Kubernetes Networking — Broken Labs & Incident Response

Published: (January 9, 2026 at 05:29 PM EST)
4 min read
Source: Dev.to

Source: Dev.to

When traffic fails, never guess.
Always follow this order:

Ingress

Service

Endpoints

Pod

Container

If one layer fails, everything above it fails.

LAB 1 — ClusterIP Service (Most Common Production Failure)

ClusterIP diagram
Pod‑Service mismatch GIF

Scenario

  • Pods are Running
  • Service exists
  • Browser / curl returns nothing

Broken Setup

Deployment

apiVersion: apps/v1
kind: Deployment
metadata:
  name: api
spec:
  replicas: 2
  selector:
    matchLabels:
      app: api
  template:
    metadata:
      labels:
        app: api-v1   # ❌ wrong label
    spec:
      containers:
      - name: app
        image: hashicorp/http-echo:0.2.3
        args:
          - "-listen=:8080"
          - "-text=API OK"
        ports:
        - containerPort: 8080

Service

apiVersion: v1
kind: Service
metadata:
  name: api-svc
spec:
  selector:
    app: api   # ❌ mismatch
  ports:
  - port: 80
    targetPort: 8080

Symptoms

kubectl get pods
kubectl get svc
kubectl get endpoints api-svc

Output

ENDPOINTS: 

Root Cause

Service selector does not match the Pod labels.

Fix

kubectl edit deployment api

Change the pod label to match the service selector:

labels:
  app: api

Verify:

kubectl get endpoints api-svc

DevOps Interview Answer

Q: Service exists but no traffic, pods running.

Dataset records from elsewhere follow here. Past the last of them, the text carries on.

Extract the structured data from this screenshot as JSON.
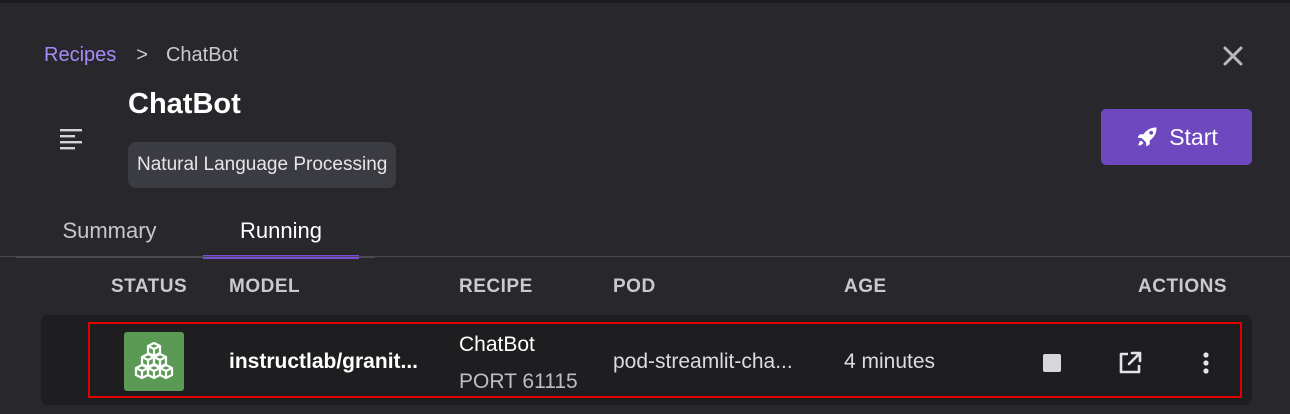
{
  "breadcrumb": {
    "parent": "Recipes",
    "separator": ">",
    "current": "ChatBot"
  },
  "header": {
    "title": "ChatBot",
    "tag": "Natural Language Processing",
    "start_label": "Start"
  },
  "tabs": [
    {
      "label": "Summary",
      "active": false
    },
    {
      "label": "Running",
      "active": true
    }
  ],
  "table": {
    "columns": [
      "STATUS",
      "MODEL",
      "RECIPE",
      "POD",
      "AGE",
      "ACTIONS"
    ],
    "rows": [
      {
        "status": "running",
        "model": "instructlab/granit...",
        "recipe": "ChatBot",
        "port": "PORT 61115",
        "pod": "pod-streamlit-cha...",
        "age": "4 minutes"
      }
    ]
  },
  "icons": {
    "close": "close-icon",
    "menu": "menu-icon",
    "start": "rocket-icon",
    "status": "cubes-icon",
    "stop": "stop-icon",
    "open": "external-link-icon",
    "more": "kebab-icon"
  },
  "colors": {
    "accent": "#6d48bf",
    "link": "#a78bfa",
    "status_running": "#5a9a55",
    "highlight": "#e00000"
  }
}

What do you check?
A: Check the Endpoints. Empty endpoints indicate a selector mismatch or readiness problem.

When to Use ClusterIP

  • Internal APIs
  • Backend services
  • Microservices

Pros / Cons

Pros

  • Secure (not exposed externally)
  • Stable IP within the cluster
  • Scales with the number of pods

Cons

  • Accessible only inside the cluster

LAB 2 — NodePort (Why It’s Dangerous)

NodePort diagram
NodePort issue GIF

Scenario

  • NodePort is exposed
  • Works sometimes
  • Fails after a node change

Setup

apiVersion: v1
kind: Service
metadata:
  name: node-svc
spec:
  type: NodePort
  selector:
    app: api
  ports:
  - port: 80
    targetPort: 8080
    nodePort: 30080

Symptoms

  • Works when accessing the service via one node’s IP
  • Fails when using another node’s IP
  • Security team flags the open ports

Root Cause

NodePort opens the same port on every node in the cluster, giving no control over routing and making the service dependent on which node IP you hit.

DevOps Fix

Replace NodePort with one of the following:

  • ClusterIP + Ingress
  • LoadBalancer (if the cloud provider supports it)

Interview Answer

Q: Why is NodePort rarely used in production?
A: It exposes every node, lacks fine‑grained security and routing, and doesn’t scale well.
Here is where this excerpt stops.